Opticyte is addressing critical gaps in healthcare with its innovative VitalO₂ device, a dual-function medical tool designed to provide accurate oxygen measurements across all skin tones and enable early detection of sepsis. This cutting-edge device combines advanced pulse oximetry with noninvasive cellular oxygen measurement, offering clinicians the ability to assess both blood and organ oxygen levels in real time. By providing this comprehensive view, VitalO₂ helps healthcare providers detect early signs of sepsis and organ failure, particularly addressing the issue of inaccurate oxygen readings in individuals with darker skin tones.

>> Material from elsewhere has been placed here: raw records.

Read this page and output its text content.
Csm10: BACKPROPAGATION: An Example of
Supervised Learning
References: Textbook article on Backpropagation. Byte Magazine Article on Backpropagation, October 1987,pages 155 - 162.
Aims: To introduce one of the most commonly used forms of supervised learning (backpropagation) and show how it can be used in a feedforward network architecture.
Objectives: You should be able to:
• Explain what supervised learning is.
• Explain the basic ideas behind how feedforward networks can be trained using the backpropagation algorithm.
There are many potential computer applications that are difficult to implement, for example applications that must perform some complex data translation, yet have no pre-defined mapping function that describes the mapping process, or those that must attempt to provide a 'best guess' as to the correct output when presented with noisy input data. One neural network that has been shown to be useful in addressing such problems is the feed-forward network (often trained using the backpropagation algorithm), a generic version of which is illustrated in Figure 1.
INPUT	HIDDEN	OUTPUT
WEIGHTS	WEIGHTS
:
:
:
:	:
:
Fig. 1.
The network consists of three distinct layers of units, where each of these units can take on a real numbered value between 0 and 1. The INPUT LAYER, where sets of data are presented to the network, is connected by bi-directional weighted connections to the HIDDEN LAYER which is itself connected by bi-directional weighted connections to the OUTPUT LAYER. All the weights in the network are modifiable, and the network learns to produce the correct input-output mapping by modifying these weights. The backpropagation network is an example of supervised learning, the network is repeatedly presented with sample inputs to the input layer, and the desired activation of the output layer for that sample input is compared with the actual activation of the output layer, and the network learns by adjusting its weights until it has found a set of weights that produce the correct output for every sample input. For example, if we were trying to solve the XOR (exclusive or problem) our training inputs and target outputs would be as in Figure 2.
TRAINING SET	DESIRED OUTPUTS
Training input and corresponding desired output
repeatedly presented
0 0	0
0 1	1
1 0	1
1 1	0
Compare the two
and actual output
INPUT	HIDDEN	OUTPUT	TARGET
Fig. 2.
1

Opticyte’s solution has already garnered FDA Breakthrough Device Designation, allowing for accelerated regulatory review and positioning the company for a strong market entry. With substantial backing from the NIH and other investors, Opticyte is rapidly advancing in clinical testing and is projected to enter the market within two years. This innovative approach to sepsis detection and oxygen monitoring has the potential to transform patient care in intensive care units, emergency rooms, and other critical healthcare settings worldwide.

Company Info

Supporting the development of technology to advance early sepsis detection and equitable healthcare.

Opticyte is a medical device company focused on developing the VitalO₂, a device designed to enhance patient monitoring in critical care. This innovative technology combines advanced pulse oximetry with cellular oxygen measurement, allowing clinicians to obtain real-time, noninvasive data on both blood and cellular oxygen levels. VitalO₂ aims to address limitations in existing pulse oximeters, particularly issues with accuracy across various skin tones, which became increasingly apparent during the COVID-19 pandemic. By providing accurate measurements, it helps prevent treatment delays for patients with darker skin tones.

Additionally, the VitalO₂ device facilitates early detection of sepsis, a major cause of death in hospitals, enabling quicker clinical interventions. Opticyte’s device is targeted for use in high-stakes healthcare settings, such as intensive care units, operating rooms, and emergency departments. With its FDA Breakthrough Device Designation, Opticyte is positioned as a frontrunner in critical care innovation, striving to improve patient outcomes and reduce healthcare disparities in emergency medicine.